Safety analysis at the time of data cutoff revealed:

• 9.9% and 7.4% of patients experienced unrelated deaths in the eltrombopag and placebo arms, respectively.
• 62 patients in the eltrombopag arm experienced Grade 1–2 adverse events compared with 29 in the placebo arm (exposure-adjusted incidence rate, 0.76; p = 0.23).
• Grade 3–4 non-hematologic adverse events occurred in 50 versus 11 patients in the eltrombopag and placebo arm (exposure-adjusted incidence rate, 2.5 vs 1.6).
• Clinically significant bleeding was experienced by 31.5% versus 19.8% of patients in the placebo and eltrombopag arm, respectively (incidence rate ratio, 0.54; p = 0.0002).
• 18 patients in the eltrombopag arm discontinued treatment due to severe liver or persistent Grade 3–4 adverse events versus 0 patients in the placebo arm.

PLT transfusion independence

Of the PLT transfusion-dependent patients, 54.3% of patients in the eltrombopag arm versus 35.3% in the placebo arm achieved PLT transfusion independence (p = 0.24). The median duration of PLT transfusion was 32 weeks versus 9 weeks in the eltrombopag and placebo arm, respectively (p = 0.15). The median time to PLT response was 2.1 weeks (range, 1–6) in the eltrombopag arm and 54 weeks (range, 6–155; p < 0.001) in the placebo arm.

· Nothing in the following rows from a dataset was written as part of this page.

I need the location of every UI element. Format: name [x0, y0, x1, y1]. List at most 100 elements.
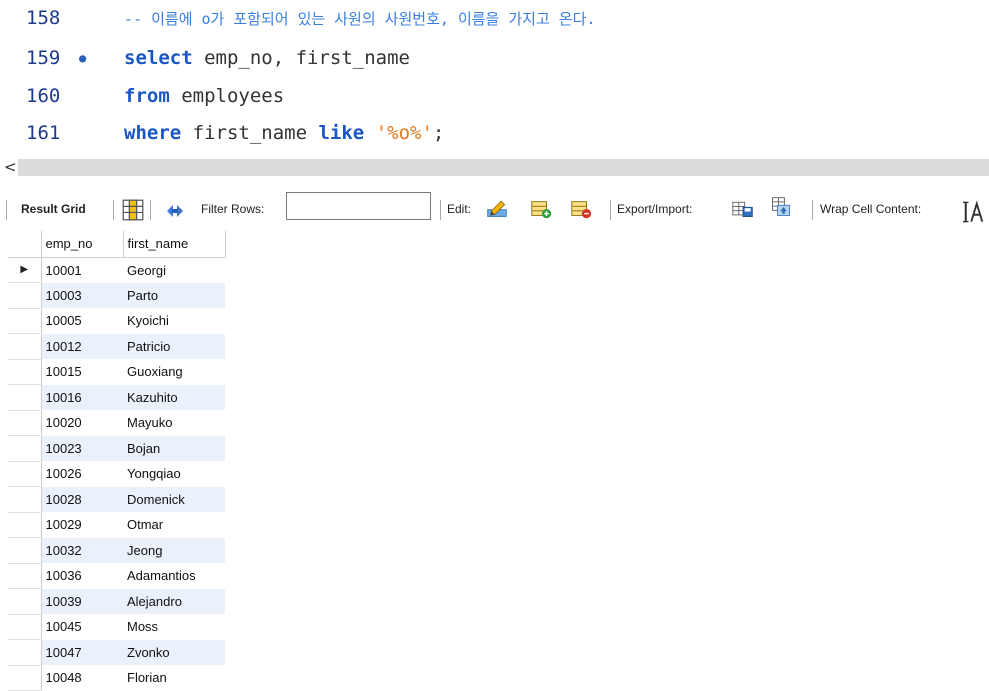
row-selector[interactable] — [8, 384, 42, 411]
table-row[interactable]: 10045 Moss — [8, 614, 225, 640]
row-selector-header[interactable] — [8, 231, 42, 258]
cell-emp-no[interactable]: 10045 — [41, 614, 123, 640]
row-selector[interactable] — [8, 410, 42, 436]
table-row[interactable]: 10029 Otmar — [8, 512, 225, 538]
cell-first-name[interactable]: Bojan — [123, 435, 225, 461]
import-icon[interactable] — [770, 196, 792, 218]
cell-first-name[interactable]: Jeong — [123, 537, 225, 563]
table-row[interactable]: 10048 Florian — [8, 665, 225, 691]
row-selector[interactable] — [8, 308, 42, 334]
horizontal-scrollbar[interactable]: < — [0, 156, 989, 180]
code-text[interactable]: select emp_no, first_name — [124, 40, 410, 76]
cell-emp-no[interactable]: 10005 — [41, 308, 123, 334]
table-row[interactable]: 10039 Alejandro — [8, 588, 225, 615]
cell-first-name[interactable]: Patricio — [123, 333, 225, 359]
column-header-first-name[interactable]: first_name — [123, 231, 226, 258]
cell-emp-no[interactable]: 10028 — [41, 486, 123, 512]
code-text[interactable]: where first_name like '%o%'; — [124, 115, 444, 151]
row-selector[interactable] — [8, 333, 42, 360]
row-selector[interactable] — [8, 512, 42, 538]
result-grid-tab[interactable]: Result Grid — [21, 188, 86, 230]
row-selector[interactable] — [8, 563, 42, 589]
cell-first-name[interactable]: Otmar — [123, 512, 225, 538]
cell-emp-no[interactable]: 10036 — [41, 563, 123, 589]
row-selector[interactable] — [8, 359, 42, 385]
cell-emp-no[interactable]: 10029 — [41, 512, 123, 538]
row-selector[interactable] — [8, 461, 42, 487]
cell-first-name[interactable]: Kyoichi — [123, 308, 225, 334]
table-row[interactable]: 10047 Zvonko — [8, 639, 225, 666]
filter-rows-input[interactable] — [286, 192, 431, 220]
row-selector[interactable] — [8, 486, 42, 513]
scrollbar-track[interactable] — [18, 159, 989, 176]
edit-label: Edit: — [447, 202, 472, 216]
table-row[interactable]: 10023 Bojan — [8, 435, 225, 462]
row-selector[interactable] — [8, 588, 42, 615]
cell-emp-no[interactable]: 10020 — [41, 410, 123, 436]
cell-emp-no[interactable]: 10026 — [41, 461, 123, 487]
cell-first-name[interactable]: Moss — [123, 614, 225, 640]
row-selector[interactable] — [8, 665, 42, 691]
cell-first-name[interactable]: Guoxiang — [123, 359, 225, 385]
line-number: 160 — [26, 85, 61, 107]
cell-first-name[interactable]: Alejandro — [123, 588, 225, 614]
cell-emp-no[interactable]: 10048 — [41, 665, 123, 691]
cell-first-name[interactable]: Mayuko — [123, 410, 225, 436]
refresh-icon[interactable] — [164, 200, 186, 222]
cell-emp-no[interactable]: 10032 — [41, 537, 123, 563]
sql-keyword: select — [124, 47, 193, 69]
row-selector[interactable] — [8, 537, 42, 564]
table-row[interactable]: 10016 Kazuhito — [8, 384, 225, 411]
sql-text: ; — [432, 122, 445, 144]
row-selector[interactable] — [8, 282, 42, 309]
row-selector[interactable]: ▶ — [8, 257, 42, 283]
table-row[interactable]: 10003 Parto — [8, 282, 225, 309]
sql-editor[interactable]: 158 -- 이름에 o가 포함되어 있는 사원의 사원번호, 이름을 가지고 온… — [0, 0, 989, 156]
toolbar-separator — [440, 200, 441, 220]
cell-first-name[interactable]: Parto — [123, 282, 225, 308]
delete-row-icon[interactable] — [570, 198, 592, 220]
result-grid[interactable]: emp_no first_name ▶ 10001 Georgi 10003 Parto… — [8, 231, 226, 691]
cell-first-name[interactable]: Yongqiao — [123, 461, 225, 487]
sql-keyword: like — [318, 122, 365, 144]
table-row[interactable]: 10015 Guoxiang — [8, 359, 225, 385]
row-selector[interactable] — [8, 614, 42, 640]
edit-cell-icon[interactable] — [486, 197, 508, 219]
table-row[interactable]: 10036 Adamantios — [8, 563, 225, 589]
cell-emp-no[interactable]: 10039 — [41, 588, 123, 614]
wrap-text-icon[interactable] — [963, 201, 985, 223]
cell-emp-no[interactable]: 10015 — [41, 359, 123, 385]
cell-first-name[interactable]: Georgi — [123, 257, 225, 283]
cell-emp-no[interactable]: 10012 — [41, 333, 123, 359]
code-text[interactable]: -- 이름에 o가 포함되어 있는 사원의 사원번호, 이름을 가지고 온다. — [124, 0, 595, 37]
code-line[interactable]: 159 ● select emp_no, first_name — [0, 40, 989, 76]
row-selector[interactable] — [8, 435, 42, 462]
cell-first-name[interactable]: Adamantios — [123, 563, 225, 589]
table-row[interactable]: 10028 Domenick — [8, 486, 225, 513]
cell-first-name[interactable]: Domenick — [123, 486, 225, 512]
code-line[interactable]: 158 -- 이름에 o가 포함되어 있는 사원의 사원번호, 이름을 가지고 온… — [0, 0, 989, 36]
insert-row-icon[interactable] — [530, 198, 552, 220]
form-editor-icon[interactable] — [122, 199, 144, 221]
export-icon[interactable] — [732, 198, 754, 220]
table-row[interactable]: 10005 Kyoichi — [8, 308, 225, 334]
cell-emp-no[interactable]: 10016 — [41, 384, 123, 410]
cell-emp-no[interactable]: 10047 — [41, 639, 123, 665]
column-header-emp-no[interactable]: emp_no — [41, 231, 124, 258]
table-row[interactable]: 10012 Patricio — [8, 333, 225, 360]
row-selector[interactable] — [8, 639, 42, 666]
cell-first-name[interactable]: Florian — [123, 665, 225, 691]
scroll-left-icon[interactable]: < — [4, 157, 17, 177]
cell-emp-no[interactable]: 10003 — [41, 282, 123, 308]
table-row[interactable]: ▶ 10001 Georgi — [8, 257, 225, 283]
cell-emp-no[interactable]: 10001 — [41, 257, 123, 283]
table-row[interactable]: 10020 Mayuko — [8, 410, 225, 436]
cell-first-name[interactable]: Zvonko — [123, 639, 225, 665]
code-text[interactable]: from employees — [124, 78, 284, 114]
cell-emp-no[interactable]: 10023 — [41, 435, 123, 461]
code-line[interactable]: 160 from employees — [0, 78, 989, 114]
table-row[interactable]: 10026 Yongqiao — [8, 461, 225, 487]
cell-first-name[interactable]: Kazuhito — [123, 384, 225, 410]
code-line[interactable]: 161 where first_name like '%o%'; — [0, 115, 989, 151]
table-row[interactable]: 10032 Jeong — [8, 537, 225, 564]
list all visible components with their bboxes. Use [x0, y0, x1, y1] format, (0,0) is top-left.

Progression of disease and survival outcomes

In total, 8% of patients in the eltrombopag arm experienced progression of MDS compared with 9% of patients in the placebo arm (p = 0.774). In the eltrombopag arm, 9% of patients progressed to acute myeloid leukemia after a median time from start of treatment of 13 weeks compared with 7% of patients in the placebo arm (p = 0.729) with a median time from start of treatment of 34 weeks. Overall, acute myeloid leukemia evolution and/or disease progression was 17% in both the eltrombopag arm and the placebo arm (p = 1.0). The 5-year cumulative leukemia-free survival, progression-free survival, combined outcome-free survival, and overall survival were not significantly different between the eltrombopag and placebo arms (Figure 3).

CFS, combined outcomes-free survival; LFS, leukemia-free survival; OS, overall survival; PFS, progression-free survival.
*Data from Oliva, et al.¹

Conclusion

This interim analysis from the EQOL-MDS study confirmed the results from the previous short-term analysis. This indicates that eltrombopag is associated with an increased and durable PLT response versus placebo in adult patients with LR-MDS and severe thrombocytopenia at a relatively low optimal dose of 50 mg once daily. Eltrombopag had an acceptable safety profile, and patients who received eltrombopag increased and maintained their PLT count and experienced a reduction in bleeding events without an associated risk of MDS progression. Further studies may confirm the benefit of eltrombopag in larger populations.